Since then, it's now appearing inside the Entra portal where it at first only gave you some background information about identity risks but is now being enhanced with many more skills to help with identity tasks. It can now (in private preview but officially announced) help you streamline your identity lifecycle workflows (automating joiner, mover and leaver steps for your user accounts). It can also help you with application risks, identifying app / service principal owners to help you find the right person to talk to for apps that are unused, plus check if apps have verified publishers to understand your risks.

It also handles complex questions and asks clarifying questions back to you when required ("there are three user accounts named Paul, which one did you mean?").

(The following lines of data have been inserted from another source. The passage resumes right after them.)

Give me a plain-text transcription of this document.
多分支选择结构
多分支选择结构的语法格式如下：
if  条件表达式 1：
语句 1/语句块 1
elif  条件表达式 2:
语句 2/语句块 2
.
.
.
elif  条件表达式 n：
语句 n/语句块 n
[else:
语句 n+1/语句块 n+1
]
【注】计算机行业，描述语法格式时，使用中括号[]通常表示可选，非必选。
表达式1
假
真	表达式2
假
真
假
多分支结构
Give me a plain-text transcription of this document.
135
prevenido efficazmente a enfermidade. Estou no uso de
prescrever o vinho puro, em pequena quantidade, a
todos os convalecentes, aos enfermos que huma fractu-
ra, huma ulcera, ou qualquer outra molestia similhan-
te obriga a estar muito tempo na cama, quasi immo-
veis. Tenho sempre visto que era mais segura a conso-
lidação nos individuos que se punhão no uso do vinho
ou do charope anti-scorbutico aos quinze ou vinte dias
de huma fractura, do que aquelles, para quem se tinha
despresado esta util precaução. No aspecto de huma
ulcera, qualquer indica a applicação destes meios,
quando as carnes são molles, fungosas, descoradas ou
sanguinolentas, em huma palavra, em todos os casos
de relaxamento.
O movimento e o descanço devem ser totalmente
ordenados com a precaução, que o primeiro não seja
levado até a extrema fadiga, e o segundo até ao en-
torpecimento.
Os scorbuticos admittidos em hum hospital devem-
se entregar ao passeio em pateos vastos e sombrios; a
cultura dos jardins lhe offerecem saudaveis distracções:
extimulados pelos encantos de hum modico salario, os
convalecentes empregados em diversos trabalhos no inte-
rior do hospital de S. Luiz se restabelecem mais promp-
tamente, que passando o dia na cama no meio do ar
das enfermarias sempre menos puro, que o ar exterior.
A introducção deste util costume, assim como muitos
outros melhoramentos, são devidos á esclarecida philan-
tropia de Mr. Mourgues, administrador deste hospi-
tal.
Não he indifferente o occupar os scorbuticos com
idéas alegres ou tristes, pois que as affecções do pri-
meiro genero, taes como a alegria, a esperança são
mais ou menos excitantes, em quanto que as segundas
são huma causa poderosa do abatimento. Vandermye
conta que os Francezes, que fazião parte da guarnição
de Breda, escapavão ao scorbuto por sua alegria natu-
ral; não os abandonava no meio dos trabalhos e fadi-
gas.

Security Copilot is also embedded in Purview, where it helps you triage Data Loss Prevention (DLP) and Insider Risk Management (IRM) alerts. It's also in Intune where it can help you optimize your configuration and compliance policies, and help you troubleshoot settings.

Oh, and Security Copilot has skills to translate natural language into Kusto Query Language (KQL) to help you in Advanced Hunting in XDR and Sentinel. Plus, it also understands Keywork Query Language (KeyQL) as it's used in Purview to create content searches or eDiscovery cases. Furthermore, it can analyze malicious / obfuscated scripts and break down their logic, something that's a rare skill, even in a larger SOC team.

Security Copilot Goes 007
That's Security Copilot up until recently, a custom prompt-based interface in various Microsoft security / IT products. But it never took any action, simply providing you a handy shortcut to existing information, speeding up triage and helping junior analysts learn on the job with an AI assistant.

Announced, with one in private preview at the moment, are Security Copilot agents. Specialized independent AI agents that run on a schedule or on-demand and complete a particular task, and that can learn and adapt to your environment over time. The Microsoft ones are:

• Conditional Access Optimization Agent
• Phishing Triage Agent
• Alert Triage Agents for Data Loss Prevention and Insider Risk Management
• Vulnerability Remediation Agent
• Threat Intelligence Briefing Agent

There are also five partner-developed agents:

• Privacy Breach Response Agent by OneTrust
• Network Supervisor Agent by Aviatrix
• SecOps Tooling Agent by BlueVoyant
• Alert Triage Agent by Tanium
• Task Optimizer Agent by Fletch

Let's start with the Microsoft ones, where the CA optimization agent runs once a day to investigate if there are any applications not protected by a CA policy, or if new users have been added that are also not covered by CA policies.